Version 2.2.0 of oidc-common did not end up implementing the decode function on OIDCScopedStringAttributeTranscoder. My oversight. I will add it for the next release.

After reviewing with it seems necessary to properly handle the complex JSON types e.g. a JSONObject, with their own transcoders and IdPAttributeValue types - these could end up being generic Map types. This will then allow it to handle, at least, all the standard claims including the address claim.

I committed the current changes and decoding logic in d4155614eab8baa256c7c860d837d52c833f0692. It no longer throws an exception on an unexpected type, just returns an empty list. I added a test for the ClaimsSetRequest.Entry type and it seems to work. Not sure how nice this looks, but can revisit if needed.

An issue in production might be; it is logging (trace) the fact it can not convert values because they are the wrong type, which may get confusing if this is legitimately not going to decode the values of the ClaimsSetRequest.Entry type.
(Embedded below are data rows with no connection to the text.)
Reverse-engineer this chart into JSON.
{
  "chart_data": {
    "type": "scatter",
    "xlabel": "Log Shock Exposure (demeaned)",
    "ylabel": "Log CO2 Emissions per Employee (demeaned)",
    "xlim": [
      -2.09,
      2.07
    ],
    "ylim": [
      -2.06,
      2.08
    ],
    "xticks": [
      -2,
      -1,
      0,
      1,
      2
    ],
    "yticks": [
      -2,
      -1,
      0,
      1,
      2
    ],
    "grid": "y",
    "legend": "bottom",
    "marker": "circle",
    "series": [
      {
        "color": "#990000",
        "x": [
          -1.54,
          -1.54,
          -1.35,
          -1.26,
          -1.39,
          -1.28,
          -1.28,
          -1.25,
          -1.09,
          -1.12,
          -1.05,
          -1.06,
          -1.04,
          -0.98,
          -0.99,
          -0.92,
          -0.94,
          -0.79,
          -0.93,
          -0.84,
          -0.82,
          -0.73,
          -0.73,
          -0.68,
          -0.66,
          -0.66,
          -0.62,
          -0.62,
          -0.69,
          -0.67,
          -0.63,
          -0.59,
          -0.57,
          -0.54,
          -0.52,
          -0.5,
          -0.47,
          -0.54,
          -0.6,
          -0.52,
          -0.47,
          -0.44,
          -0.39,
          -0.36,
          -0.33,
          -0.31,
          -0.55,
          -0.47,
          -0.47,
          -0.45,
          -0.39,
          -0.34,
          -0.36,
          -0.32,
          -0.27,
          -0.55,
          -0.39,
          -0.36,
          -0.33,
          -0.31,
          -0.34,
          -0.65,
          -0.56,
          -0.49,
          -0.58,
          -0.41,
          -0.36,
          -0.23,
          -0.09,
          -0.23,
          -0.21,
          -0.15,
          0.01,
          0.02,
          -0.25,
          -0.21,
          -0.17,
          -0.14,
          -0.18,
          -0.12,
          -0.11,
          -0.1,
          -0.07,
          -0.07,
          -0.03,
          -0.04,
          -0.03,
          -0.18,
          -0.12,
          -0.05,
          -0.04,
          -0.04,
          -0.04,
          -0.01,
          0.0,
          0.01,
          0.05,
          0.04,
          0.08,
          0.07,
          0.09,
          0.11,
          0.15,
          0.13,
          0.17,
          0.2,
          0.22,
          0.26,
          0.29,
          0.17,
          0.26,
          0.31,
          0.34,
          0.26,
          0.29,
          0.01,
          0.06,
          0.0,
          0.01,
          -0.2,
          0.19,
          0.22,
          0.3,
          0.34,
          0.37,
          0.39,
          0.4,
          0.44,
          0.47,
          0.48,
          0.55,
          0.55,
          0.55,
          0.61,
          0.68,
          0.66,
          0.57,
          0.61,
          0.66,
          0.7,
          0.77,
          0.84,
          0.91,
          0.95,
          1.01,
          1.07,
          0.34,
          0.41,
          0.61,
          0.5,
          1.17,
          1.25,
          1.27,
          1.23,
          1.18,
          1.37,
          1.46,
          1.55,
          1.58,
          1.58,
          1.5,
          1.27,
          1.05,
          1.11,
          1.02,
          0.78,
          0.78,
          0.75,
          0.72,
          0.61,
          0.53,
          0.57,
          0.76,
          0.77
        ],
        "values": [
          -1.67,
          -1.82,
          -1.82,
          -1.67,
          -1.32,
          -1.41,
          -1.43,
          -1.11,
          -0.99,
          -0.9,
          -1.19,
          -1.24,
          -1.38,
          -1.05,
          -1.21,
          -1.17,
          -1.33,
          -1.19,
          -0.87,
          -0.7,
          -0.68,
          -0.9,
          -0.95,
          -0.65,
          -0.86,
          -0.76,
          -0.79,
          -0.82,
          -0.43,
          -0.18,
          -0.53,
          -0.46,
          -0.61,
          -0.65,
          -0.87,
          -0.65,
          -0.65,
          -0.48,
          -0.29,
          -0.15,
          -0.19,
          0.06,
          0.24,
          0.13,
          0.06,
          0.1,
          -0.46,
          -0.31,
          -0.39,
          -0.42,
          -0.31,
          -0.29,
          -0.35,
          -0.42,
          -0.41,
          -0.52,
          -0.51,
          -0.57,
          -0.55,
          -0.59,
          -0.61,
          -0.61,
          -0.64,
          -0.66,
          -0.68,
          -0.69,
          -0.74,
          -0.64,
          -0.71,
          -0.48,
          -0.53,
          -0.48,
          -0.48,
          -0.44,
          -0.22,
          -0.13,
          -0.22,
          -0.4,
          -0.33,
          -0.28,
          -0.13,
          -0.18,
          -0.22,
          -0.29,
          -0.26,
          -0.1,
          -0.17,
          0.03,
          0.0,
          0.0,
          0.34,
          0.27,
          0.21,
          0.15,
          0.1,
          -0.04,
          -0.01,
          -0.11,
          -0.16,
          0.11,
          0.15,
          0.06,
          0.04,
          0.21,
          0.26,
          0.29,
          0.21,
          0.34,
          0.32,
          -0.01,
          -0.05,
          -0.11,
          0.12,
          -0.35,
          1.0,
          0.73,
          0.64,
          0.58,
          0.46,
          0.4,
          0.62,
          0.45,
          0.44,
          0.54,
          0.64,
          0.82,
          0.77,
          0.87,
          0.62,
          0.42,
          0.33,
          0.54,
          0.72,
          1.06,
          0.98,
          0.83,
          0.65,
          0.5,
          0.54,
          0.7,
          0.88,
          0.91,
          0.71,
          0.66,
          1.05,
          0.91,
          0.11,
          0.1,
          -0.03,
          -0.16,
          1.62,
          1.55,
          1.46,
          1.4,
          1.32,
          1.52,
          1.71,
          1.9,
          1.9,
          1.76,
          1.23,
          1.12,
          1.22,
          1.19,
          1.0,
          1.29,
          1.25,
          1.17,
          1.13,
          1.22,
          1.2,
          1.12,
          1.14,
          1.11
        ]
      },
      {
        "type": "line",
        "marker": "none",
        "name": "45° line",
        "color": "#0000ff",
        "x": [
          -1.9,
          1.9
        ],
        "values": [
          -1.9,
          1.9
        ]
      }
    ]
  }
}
Yes, technically it would allow an empty list of values, but I do have it throwing a decoding exception if it didn’t understand the input type (or could not convert the input type to the target type if certain properties are not set). So yes, I guess if that was just another code branch that just returned an empty list as opposed to throwing an exception, it would all work.

If the concern is “must have values”, I don’t think that’s true for our purposes anyway. If it decodes, but then the code as it is now checks the input object type and just ignores them, it’s not really going to add much overhead. So maybe just do that and not worry about it?